WARD #3|DEC 26, 2025

The AI RACI

Why “the robot wrote it” is not a valid defense

We need to talk about accountability.

In the golden age of "vibe coding", a developer can prompt a service into existence in 45 minutes. When that service later leaks memory, mishandles auth, or exposes something it shouldn't… who owns the blast radius?

"The model wrote it" is not an explanation. It’s a workflow smell.

This is the Liability Gap: output without ownership.

If you want boring software that actually stays up, you close the gap with something boring: clear roles + hard gates.

The problem: confusing responsibility with accountability

Let’s be clear:

An LLM is not a senior engineer. It is a hyper-active goblin with a keyboard, infinite stamina, and zero moral compass.

You can’t hold a model accountable. You can’t fire a neural network. So the accountability always boomerangs back to humans.

The AI RACI (GS-TDD Edition)

Yes, this bends "classic" RACI a bit—because in an AI workflow, the always-on consultant is your test suite.

In the formal GS-TDD framework (see the Research Paper), the RACI matrix maps the literal workflow steps. But philosophically, when we look at governance, we need to elevate the role of the Test Suite. In this 'Boring Reliability' interpretation, we treat the Test Suite not just as a tool, but as the primary Consultant.

RoleConceptThe PlayerJob Description
RResponsibleThe AI (Cursor/LLM)

The doer. Writes boilerplate, drafts implementations, refactors, grinds through the typing.

AAccountableYou (Engineer)

The owner. Defines what should be built. Reviews. Signs the commit. Fixes it when it breaks.

CConsultedThe Test Suite (Wards)

The oracle. Rejects invalid logic. Forces reality onto the implementation.

IInformedUsers / On-call

The people who shouldn’t have to care how it was built—only whether it works.

R: Responsible (The Goblin)

The AI is fantastic at being Responsible. It can churn out scaffolding and "green-phase" code at a ridiculous pace.

But it does not care about truth. It cares about plausible tokens.
So we use it for speed — never for trust.

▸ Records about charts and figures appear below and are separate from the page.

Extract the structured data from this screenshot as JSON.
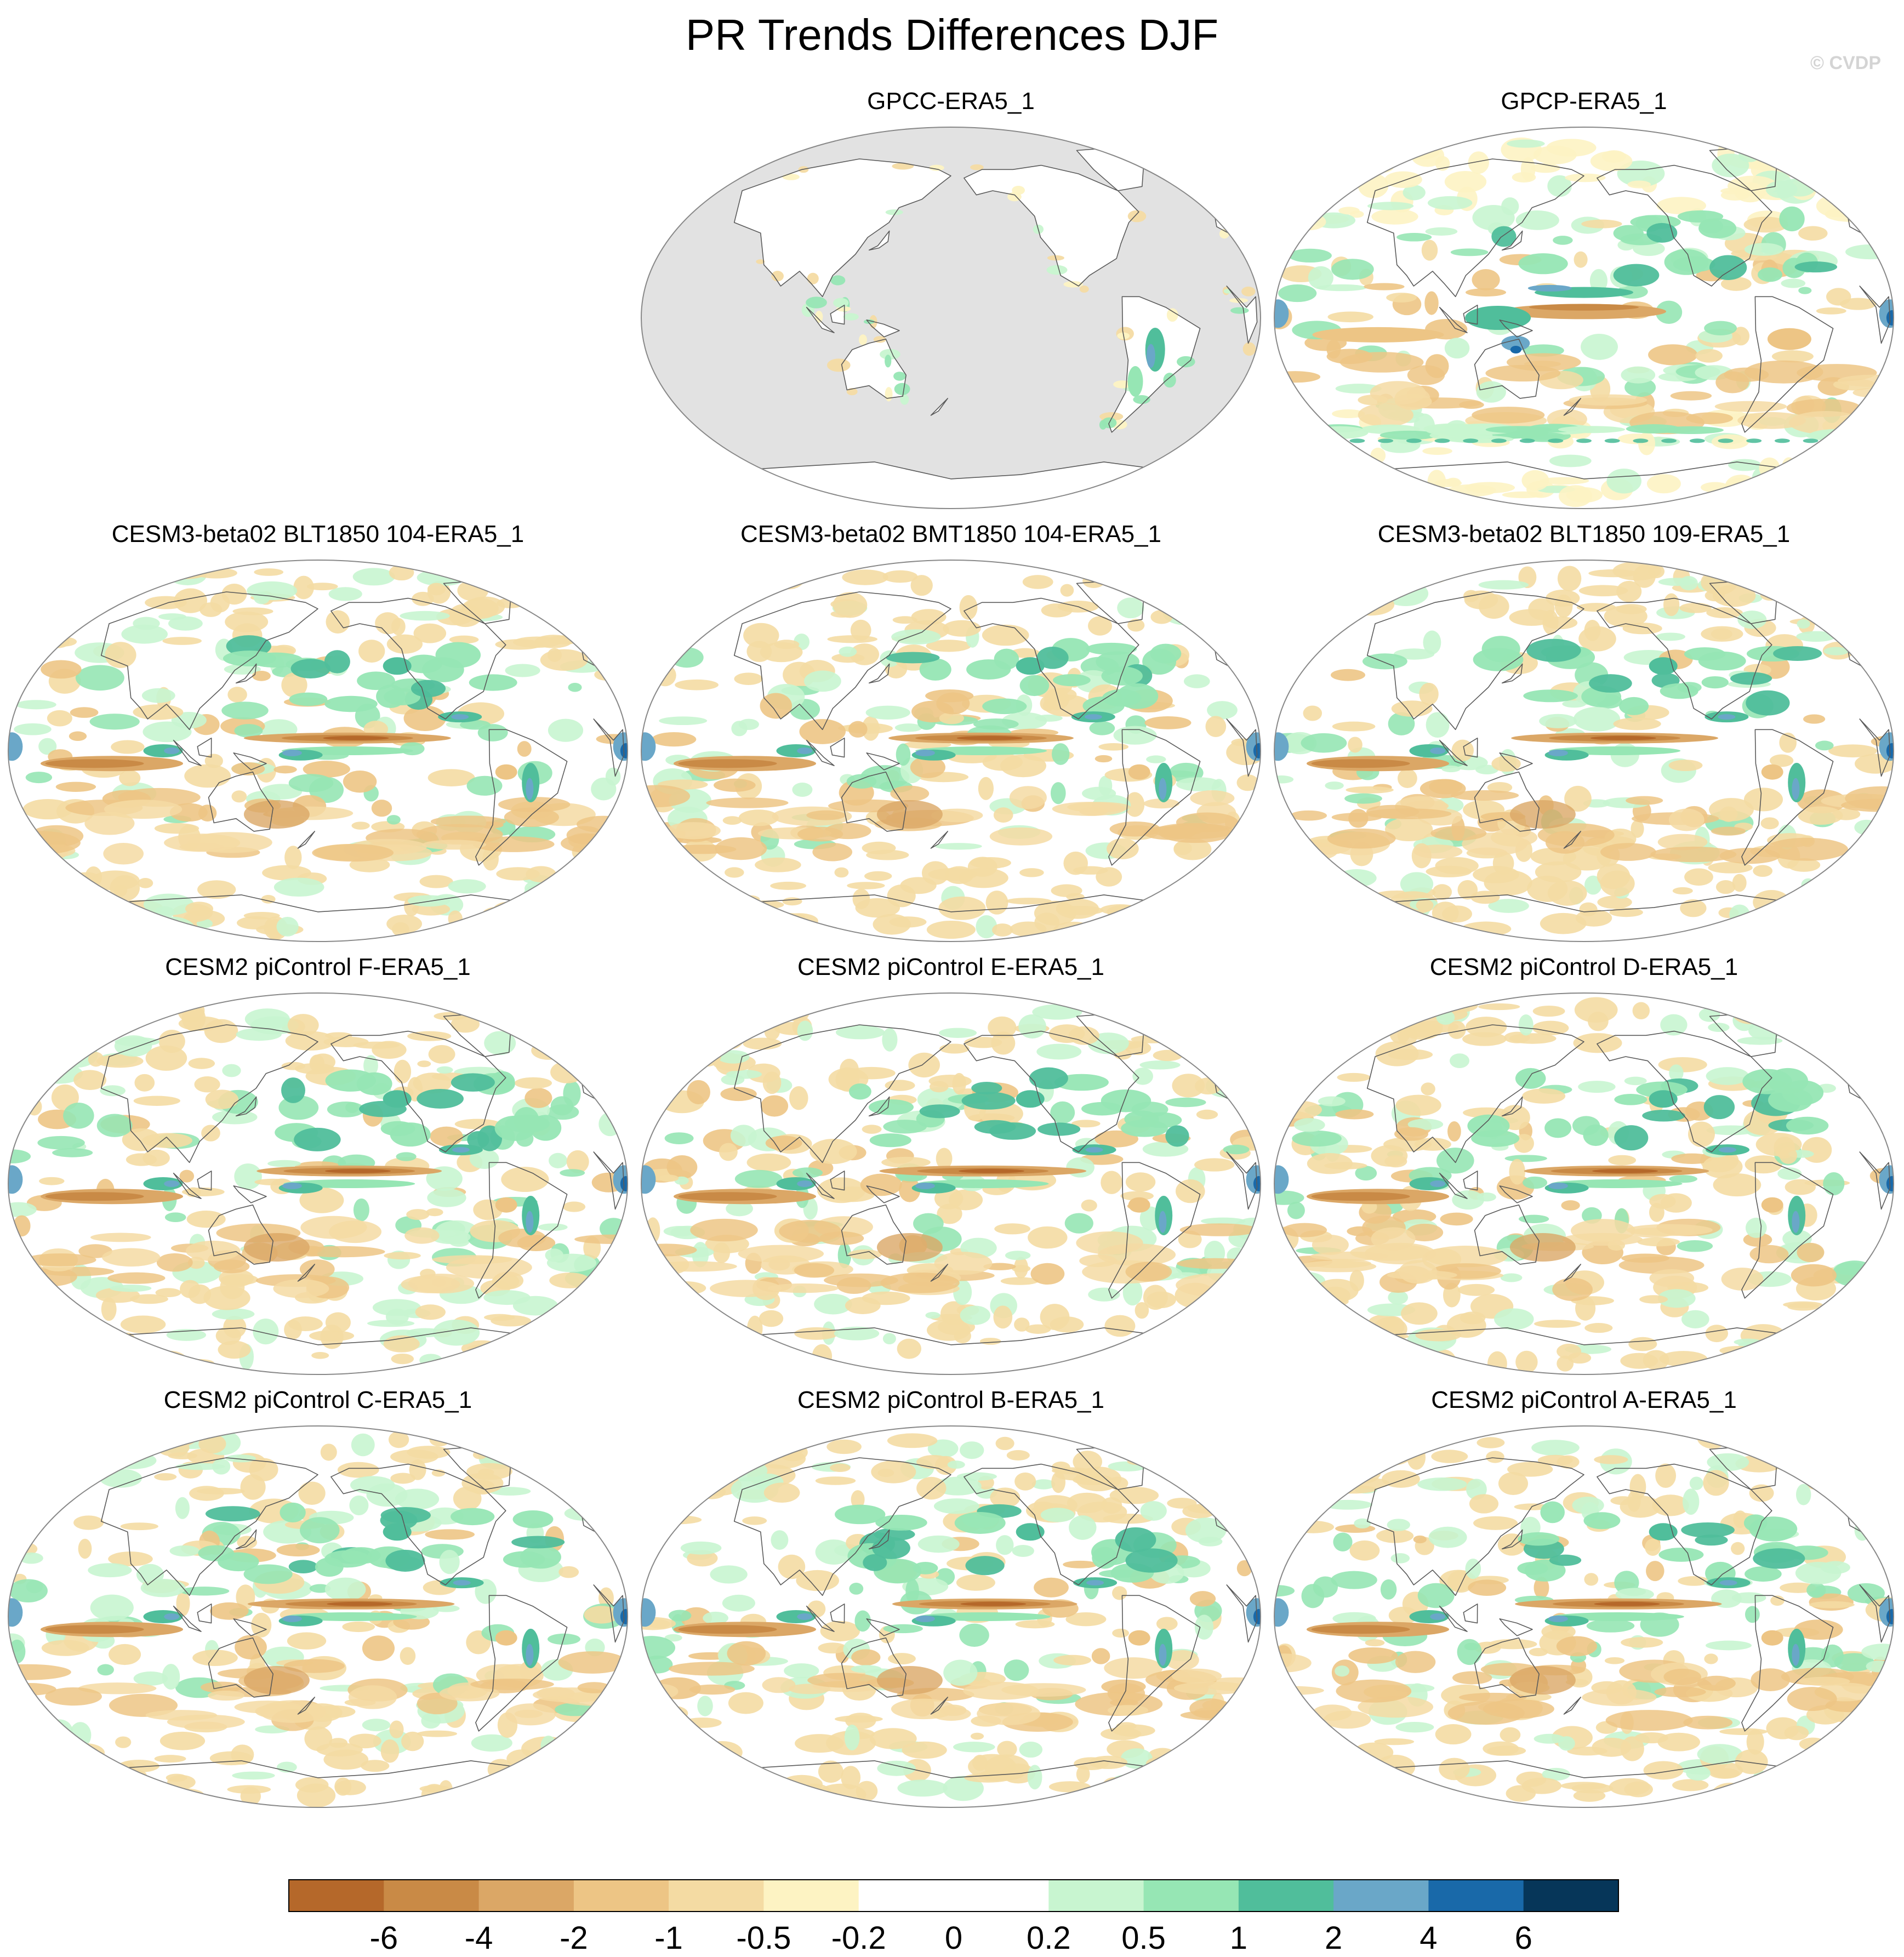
{
  "figure": {
    "title": "PR Trends Differences DJF",
    "credit": "© CVDP"
  },
  "palette": {
    "ocean_mask": "#e2e2e2",
    "coast": "#5a5a5a",
    "border": "#888888"
  },
  "panels": [
    {
      "id": "p1",
      "label": "GPCC-ERA5_1",
      "style": "land"
    },
    {
      "id": "p2",
      "label": "GPCP-ERA5_1",
      "style": "obs"
    },
    {
      "id": "p3",
      "label": "CESM3-beta02 BLT1850 104-ERA5_1",
      "style": "model"
    },
    {
      "id": "p4",
      "label": "CESM3-beta02 BMT1850 104-ERA5_1",
      "style": "model"
    },
    {
      "id": "p5",
      "label": "CESM3-beta02 BLT1850 109-ERA5_1",
      "style": "model"
    },
    {
      "id": "p6",
      "label": "CESM2 piControl F-ERA5_1",
      "style": "model"
    },
    {
      "id": "p7",
      "label": "CESM2 piControl E-ERA5_1",
      "style": "model"
    },
    {
      "id": "p8",
      "label": "CESM2 piControl D-ERA5_1",
      "style": "model"
    },
    {
      "id": "p9",
      "label": "CESM2 piControl C-ERA5_1",
      "style": "model"
    },
    {
      "id": "p10",
      "label": "CESM2 piControl B-ERA5_1",
      "style": "model"
    },
    {
      "id": "p11",
      "label": "CESM2 piControl A-ERA5_1",
      "style": "model"
    }
  ],
  "colorbar": {
    "colors": [
      "#b5682a",
      "#c98a46",
      "#dba766",
      "#edc585",
      "#f4dba3",
      "#fdf3c3",
      "#ffffff",
      "#ffffff",
      "#c8f5d0",
      "#96e6b4",
      "#50be9b",
      "#6aa7c8",
      "#1969a9",
      "#063659"
    ],
    "tick_labels": [
      "-6",
      "-4",
      "-2",
      "-1",
      "-0.5",
      "-0.2",
      "0",
      "0.2",
      "0.5",
      "1",
      "2",
      "4",
      "6"
    ]
  }
}
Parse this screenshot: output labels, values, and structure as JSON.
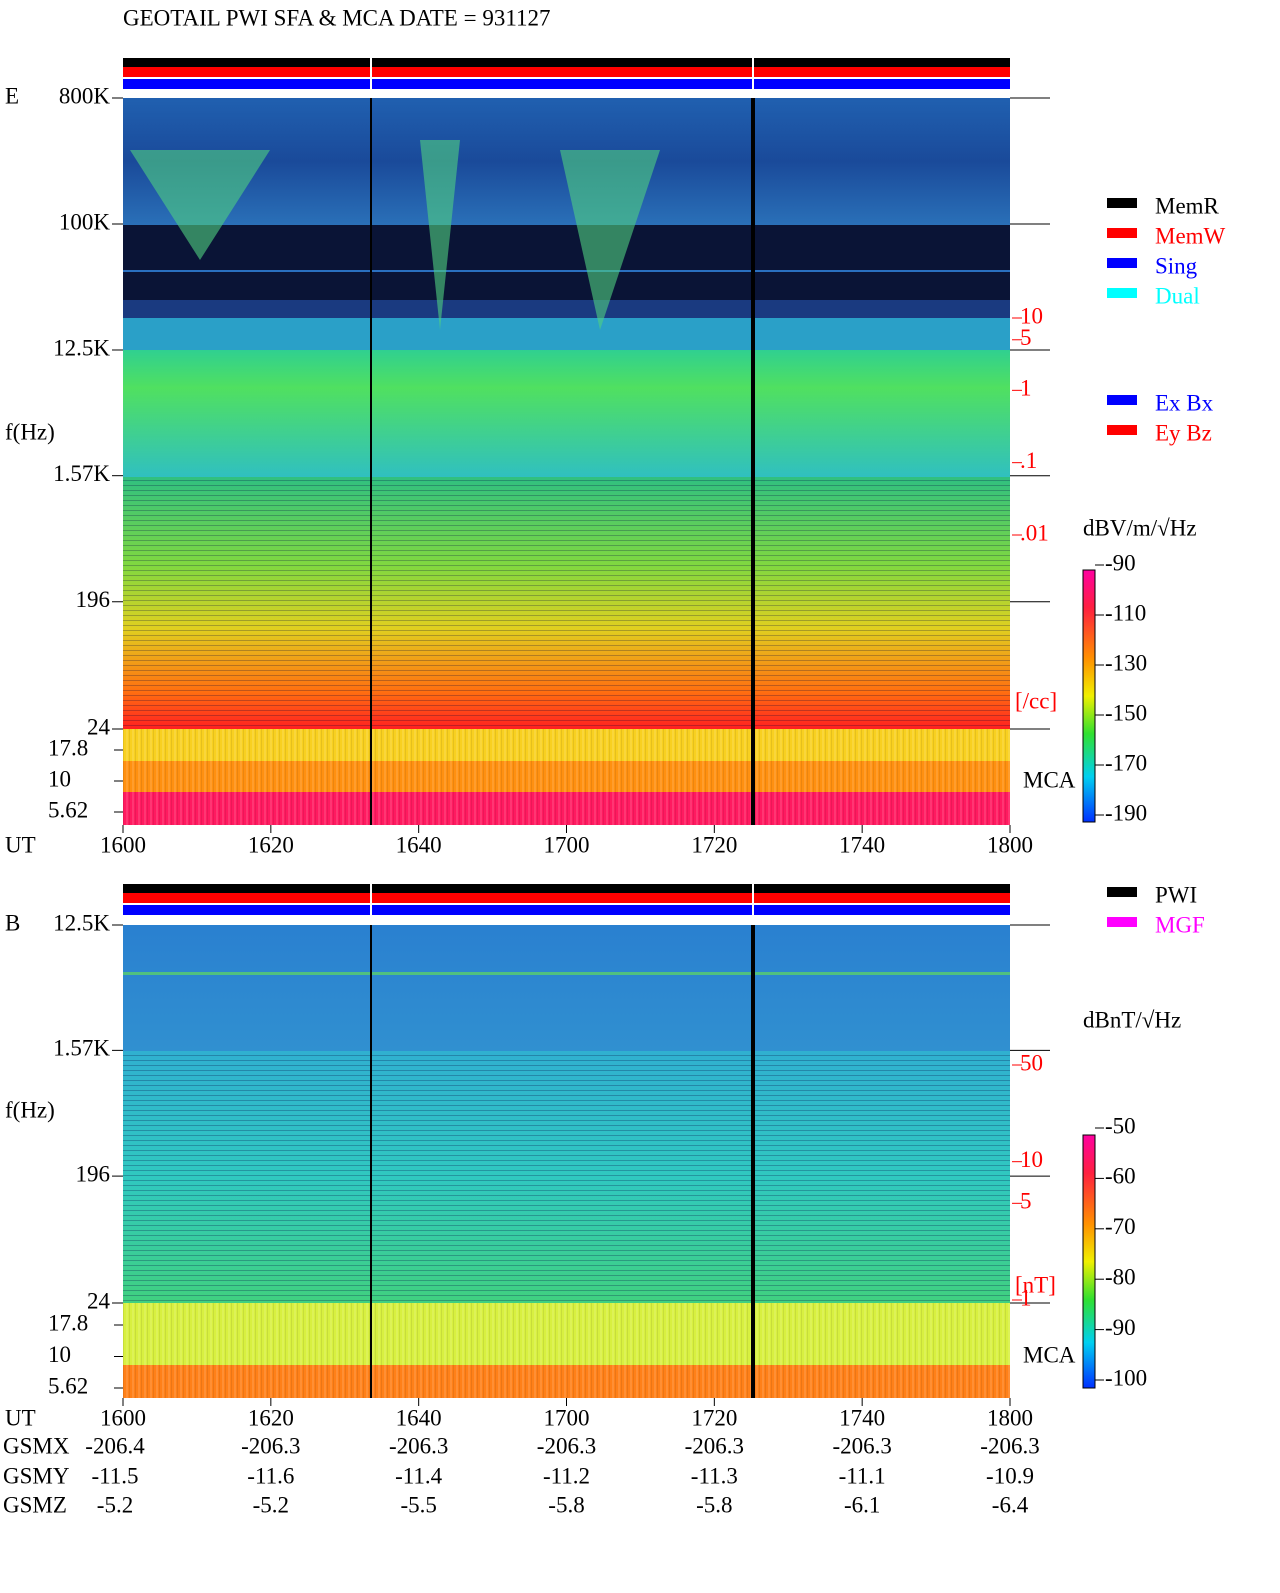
{
  "title": "GEOTAIL  PWI SFA & MCA   DATE = 931127",
  "chart_data": [
    {
      "type": "spectrogram",
      "panel_label": "E",
      "y_label": "f(Hz)",
      "x_label": "UT",
      "log_y": true,
      "ylim": [
        24,
        800000
      ],
      "yticks": [
        {
          "value": 800000,
          "label": "800K"
        },
        {
          "value": 100000,
          "label": "100K"
        },
        {
          "value": 12500,
          "label": "12.5K"
        },
        {
          "value": 1570,
          "label": "1.57K"
        },
        196,
        24
      ],
      "mca_label": "MCA",
      "mca_ylim": [
        5.62,
        17.8
      ],
      "mca_ticks": [
        17.8,
        10,
        5.62
      ],
      "xticks": [
        "1600",
        "1620",
        "1640",
        "1700",
        "1720",
        "1740",
        "1800"
      ],
      "y2_label": "[/cc]",
      "y2_log": true,
      "y2lim": [
        0.01,
        10
      ],
      "y2ticks": [
        10,
        5,
        1,
        {
          "value": 0.1,
          "label": ".1"
        },
        {
          "value": 0.01,
          "label": ".01"
        }
      ],
      "y2_color": "#ff0000",
      "colorbar": {
        "label": "dBV/m/√Hz",
        "lim": [
          -190,
          -90
        ],
        "ticks": [
          -90,
          -110,
          -130,
          -150,
          -170,
          -190
        ]
      },
      "legends": [
        [
          {
            "name": "MemR",
            "color": "#000000"
          },
          {
            "name": "MemW",
            "color": "#ff0000"
          },
          {
            "name": "Sing",
            "color": "#0000ff"
          },
          {
            "name": "Dual",
            "color": "#00ffff"
          }
        ],
        [
          {
            "name": "Ex Bx",
            "color": "#0000ff"
          },
          {
            "name": "Ey Bz",
            "color": "#ff0000"
          }
        ]
      ]
    },
    {
      "type": "spectrogram",
      "panel_label": "B",
      "y_label": "f(Hz)",
      "x_label": "UT",
      "log_y": true,
      "ylim": [
        24,
        12500
      ],
      "yticks": [
        {
          "value": 12500,
          "label": "12.5K"
        },
        {
          "value": 1570,
          "label": "1.57K"
        },
        196,
        24
      ],
      "mca_label": "MCA",
      "mca_ylim": [
        5.62,
        17.8
      ],
      "mca_ticks": [
        17.8,
        10,
        5.62
      ],
      "xticks": [
        "1600",
        "1620",
        "1640",
        "1700",
        "1720",
        "1740",
        "1800"
      ],
      "y2_label": "[nT]",
      "y2_log": true,
      "y2lim": [
        1,
        50
      ],
      "y2ticks": [
        50,
        10,
        5,
        1
      ],
      "y2_color": "#ff0000",
      "colorbar": {
        "label": "dBnT/√Hz",
        "lim": [
          -100,
          -50
        ],
        "ticks": [
          -50,
          -60,
          -70,
          -80,
          -90,
          -100
        ]
      },
      "legends": [
        [
          {
            "name": "PWI",
            "color": "#000000"
          },
          {
            "name": "MGF",
            "color": "#ff00ff"
          }
        ]
      ]
    }
  ],
  "orbit": {
    "rows": [
      {
        "label": "GSMX",
        "values": [
          -206.4,
          -206.3,
          -206.3,
          -206.3,
          -206.3,
          -206.3,
          -206.3
        ]
      },
      {
        "label": "GSMY",
        "values": [
          -11.5,
          -11.6,
          -11.4,
          -11.2,
          -11.3,
          -11.1,
          -10.9
        ]
      },
      {
        "label": "GSMZ",
        "values": [
          -5.2,
          -5.2,
          -5.5,
          -5.8,
          -5.8,
          -6.1,
          -6.4
        ]
      }
    ]
  }
}
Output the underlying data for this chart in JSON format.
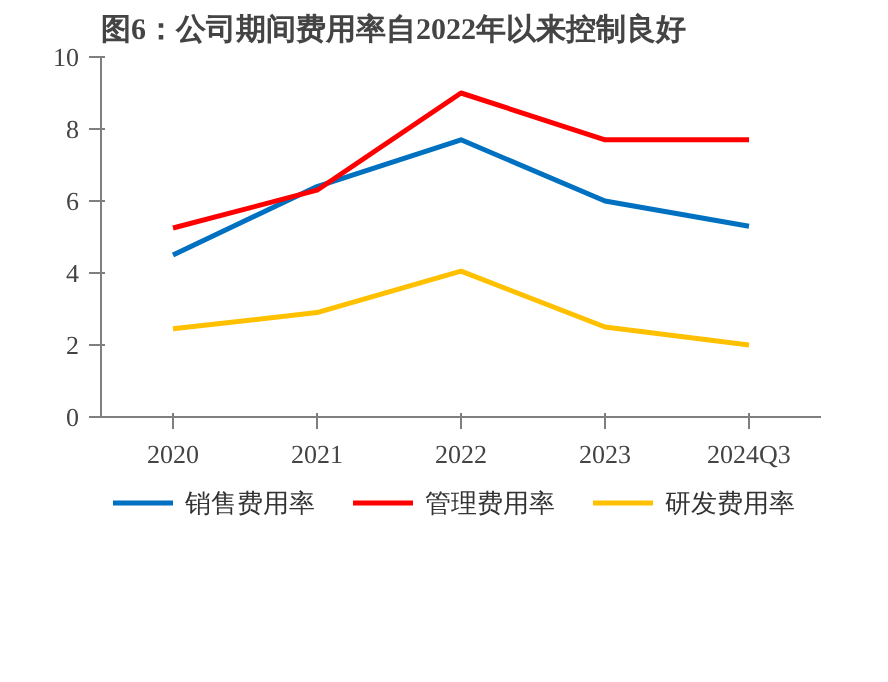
{
  "chart_data": {
    "type": "line",
    "title": "图6：公司期间费用率自2022年以来控制良好",
    "categories": [
      "2020",
      "2021",
      "2022",
      "2023",
      "2024Q3"
    ],
    "series": [
      {
        "name": "销售费用率",
        "color": "#0070c0",
        "values": [
          4.5,
          6.4,
          7.7,
          6.0,
          5.3
        ]
      },
      {
        "name": "管理费用率",
        "color": "#ff0000",
        "values": [
          5.25,
          6.3,
          9.0,
          7.7,
          7.7
        ]
      },
      {
        "name": "研发费用率",
        "color": "#ffc000",
        "values": [
          2.45,
          2.9,
          4.05,
          2.5,
          2.0
        ]
      }
    ],
    "ylim": [
      0,
      10
    ],
    "yticks": [
      0,
      2,
      4,
      6,
      8,
      10
    ],
    "grid": false,
    "legend": "bottom",
    "line_style": "solid",
    "marker": "none"
  }
}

A: Accountable (The Engineer)

In the old world you were paid to type syntax. In the new world you’re paid to maintain Accountability.

Your GS-TDD job is to:

  1. Define behaviour (Gold Standard Tests).
  2. Review output (Does it actually satisfy the intent?).
  3. Ship consciously (Commit + Deploy).

In practice, when you merge AI-generated code, you are professionally adopting the consequences. "The robot did it" isn’t a defense. It’s an admission that nobody checked.

C: Consulted (The Wards)

In a manual workflow, "consulted" often means "ask a colleague". In GS-TDD, the test suite is the consultant that never sleeps:

  • AI: "I generated an auth middleware!"
  • Tests: "Objection. You broke the refresh token flow for mobile users."
  • AI: "Correcting..."

Without a gold-standard test suite, you’re letting the goblin run the bank.

A tiny real example

We recently flipped a strict strictness flag in TypeScript. The model "fixed" a handler by adding a default branch that looked safe… but it silently skipped a permission check for admin routes.

Because we had a Consulted test suite covering the "Sad Path" (access denied), the build failed immediately. The AI was Responsible for the fix, but the test suite saved the Accountability of the engineer.

That’s the point: LLMs move fast. Tests define reality. Humans own the outcome.

The workflow on a normal Tuesday

  1. Accountable (You) writes a gold-standard test. It fails (Red). This defines the boundary of reality.
  2. Responsible (AI) drafts code to satisfy it.
  3. Consulted (Tests) rejects hallucinations and shortcuts.
  4. Responsible (AI) iterates until tests go Green.
  5. Accountable (You) reviews design and correctness, refactors (often with AI), and merges.

Conclusion: Don’t abdicate the throne

AI feels like magic. That’s why it’s dangerous.

Boring Reliability isn’t about doing less. It’s about spending your energy where it matters: correctness, architecture, and accountability. Let the AI do the typing. Just don’t let it hold the keys.

The Boring AI Checklist

Before you merge that AI-generated PR, ask yourself:

  1. Did I write the test first? (Or am I just testing that the AI's hallucination works?)
  2. Did the tests actually fail? (Trust, but verify the Red phase.)
  3. Did I read the implementation? (Or did I just vibe-check the diff?)
  4. Am I ready to be on-call for this? (If it breaks at 3AM, is “Cursor wrote it” going to comfort me?)
  5. Is it boring? (Clever AI code is technical debt. Boring code is an asset.)